Originally published in Forbes, Food Tank President and Refresh Working Group (RWG) member Danielle Nierenberg discusses the limits and possibilities of technology in Austin’s local food system. Thanks to Dani and so many other working group members, panel participants, and members of Austin’s vibrant food ecosystem, Refresh @ SXSW brought these issues to life, with powerful activations and searching conversations about the role technology can play in refreshing the nation’s food system.
That one in four households in Austin, Texas are food insecure is well known and well documented. And many residents living east of I-35, in particular, have to drive more than a mile—sometimes more than 10 miles—to reach the nearest supermarket. Historically under-resourced, East Austin’s lack of grocery stores and uneven availability of fresh foods is a legacy of segregation dating back to the 1920s that has disproportionately impacted the city’s Black and Latino communities. The City of Austin has been working hard to address food security in the area, aided by the leadership and advocacy of Mayor Pro Tem Delia Garza and Edwin Marty, the city’s food policy manager.
The city’s mobile markets, like Fresh for Less, are helping to bring fresh produce at wholesale prices direct to consumers. “Refresh: Food + Tech, from Soil to Supper,” a recent report by the Refresh Working Group, convened by Google and comprised of more than 30 partners across the nation, notes that while the shift to online grocery shopping has contributed to the decline of brick-and-mortar supermarkets, there could also be a silver lining. For example, the success of the USDA’s Online Purchasing Pilot for the Supplemental Nutrition Assistance Program (SNAP, also known as food stamps) allows families living below the poverty line to purchase fresh produce at half the cost from participating online grocers.
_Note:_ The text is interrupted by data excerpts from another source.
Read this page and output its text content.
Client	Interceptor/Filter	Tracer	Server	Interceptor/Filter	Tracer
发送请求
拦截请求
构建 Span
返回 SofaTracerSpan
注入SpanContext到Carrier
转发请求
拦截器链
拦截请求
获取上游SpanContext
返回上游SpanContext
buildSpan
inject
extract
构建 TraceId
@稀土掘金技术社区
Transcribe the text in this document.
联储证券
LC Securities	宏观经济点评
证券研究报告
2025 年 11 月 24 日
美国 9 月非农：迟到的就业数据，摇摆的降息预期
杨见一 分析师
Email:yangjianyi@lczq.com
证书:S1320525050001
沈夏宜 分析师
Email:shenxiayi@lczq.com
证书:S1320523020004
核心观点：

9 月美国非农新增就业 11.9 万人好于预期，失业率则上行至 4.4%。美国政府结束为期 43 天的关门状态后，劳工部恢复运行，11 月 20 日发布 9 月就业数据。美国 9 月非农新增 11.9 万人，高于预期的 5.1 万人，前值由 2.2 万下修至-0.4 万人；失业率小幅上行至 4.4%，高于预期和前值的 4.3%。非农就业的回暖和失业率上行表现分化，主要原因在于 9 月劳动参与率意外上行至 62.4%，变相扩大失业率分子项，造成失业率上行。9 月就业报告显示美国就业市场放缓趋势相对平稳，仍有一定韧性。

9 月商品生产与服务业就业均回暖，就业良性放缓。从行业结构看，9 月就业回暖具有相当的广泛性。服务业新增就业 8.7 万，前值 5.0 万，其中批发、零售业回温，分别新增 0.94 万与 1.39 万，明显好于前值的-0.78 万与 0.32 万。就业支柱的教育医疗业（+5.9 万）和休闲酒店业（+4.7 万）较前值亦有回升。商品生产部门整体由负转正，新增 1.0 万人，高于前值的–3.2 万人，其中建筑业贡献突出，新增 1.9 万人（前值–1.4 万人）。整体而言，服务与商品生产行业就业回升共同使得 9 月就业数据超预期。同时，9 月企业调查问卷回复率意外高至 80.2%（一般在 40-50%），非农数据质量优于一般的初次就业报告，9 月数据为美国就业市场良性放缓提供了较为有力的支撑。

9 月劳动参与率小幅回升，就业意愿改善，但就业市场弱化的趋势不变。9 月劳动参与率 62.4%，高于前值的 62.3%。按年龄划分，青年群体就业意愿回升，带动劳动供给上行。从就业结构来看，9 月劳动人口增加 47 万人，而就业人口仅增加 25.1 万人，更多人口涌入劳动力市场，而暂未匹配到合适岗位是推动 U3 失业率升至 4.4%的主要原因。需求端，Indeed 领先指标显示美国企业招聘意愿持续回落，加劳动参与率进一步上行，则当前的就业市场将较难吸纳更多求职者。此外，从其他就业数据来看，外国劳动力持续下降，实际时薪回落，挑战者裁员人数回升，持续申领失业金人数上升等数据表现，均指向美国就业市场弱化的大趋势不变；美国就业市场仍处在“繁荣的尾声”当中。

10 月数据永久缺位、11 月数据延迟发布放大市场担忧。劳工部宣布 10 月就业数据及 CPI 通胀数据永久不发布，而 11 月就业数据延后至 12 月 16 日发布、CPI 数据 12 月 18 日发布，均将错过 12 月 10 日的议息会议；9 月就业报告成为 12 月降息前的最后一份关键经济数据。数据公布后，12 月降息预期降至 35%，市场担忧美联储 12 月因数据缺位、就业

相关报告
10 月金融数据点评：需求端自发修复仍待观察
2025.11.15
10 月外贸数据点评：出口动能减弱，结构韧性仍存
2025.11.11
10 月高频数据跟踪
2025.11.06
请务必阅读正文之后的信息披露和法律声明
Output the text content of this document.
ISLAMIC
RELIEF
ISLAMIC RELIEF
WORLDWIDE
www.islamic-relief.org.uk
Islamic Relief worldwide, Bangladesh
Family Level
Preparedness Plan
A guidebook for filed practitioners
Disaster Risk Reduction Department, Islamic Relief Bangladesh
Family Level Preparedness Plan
E-commerce services and mobile platforms, like online SNAP, might help to address disparities in food access throughout the city by bringing food to a family’s front door. The Refresh report also points out many ways that emerging technologies—like machine learning apps, as just one example—can help to improve food access when those tools are both affordable and user-centered.
In order to achieve an equitable food ecosystem in Austin, these systemic issues must be addressed with multi-pronged approaches. Empowering entrepreneurs is another way that the local community is working to ensure a food secure Austin. When the doors of The Cook’s Nook first opened in East Austin in 2017, it was the city’s very first purpose-built culinary incubator. A commercial production kitchen and coworking facility on Thompson Lane, east of Highway 183, it remains the only space in the local area with the necessary business and production infrastructure for fledgling food entrepreneurs to launch their consumer-packaged goods, catering, food truck, R&D, meal kit and other food service businesses. It combines technology process and access with business development resources and puts them into the hands of people who need it the most.
The Cook’s Nook draws on Silicon Valley’s principles of testing, adapting and improving an initial business proposition to help businesses—particularly those owned by women and underserved communities—find their footing and get into the market faster. By pooling essential resources collectively, the organization has helped more than 40 member companies to reduce the costly overhead and capital expenses that can prevent small businesses from finding success.
It’s an important venture given the uphill battle faced by food businesses. While reliable stats are hard to come by, the Austin City Council has recognized this struggle by recently approving funding for a study of the disparities that minority and women-owned businesses face in the local area. Meanwhile, with the support of the Greater Austin Black Chamber of Commerce, local organizations have organized events like Soul Food Truck Fest, Food Truck Boot Camp and Taste of Black Austin to promote black-owned food businesses and to recognize the influence of entrepreneurship, food and farming in black history and American culture.
The growth of Austin’s local and regional food economy is, in part, building from the thriving $31 billion local tech sector. By comparison, the food sector is estimated at roughly $4 billion. And together, food and technology represent more than a third of the city’s economy. A testament to the important relationship between food and technology is the “Food & Tech Austin” meetup, founded in 2014 and now at nearly 900 members today.
Projects like the Refresh Working Group, which The Cook’s Nook has joined as a partner with Google and Food Tank, seek to ensure that the benefits of technology and the economic prosperity of the tech sector are evenly distributed across Austin and across the United States. In this year’s SXSW Food Track, Refresh will take over the Google Fiber Space on March 12 to showcase local foods and to offer an interactive experience to educate conference attendees about the future of food.
Austin’s local food and technology communities are both vital to ensuring a healthy and prosperous city. By joining together, they are sharing the challenges and opportunities within Austin’s food system—and showing how local food entrepreneurs are at the center of social, economic and technological innovation.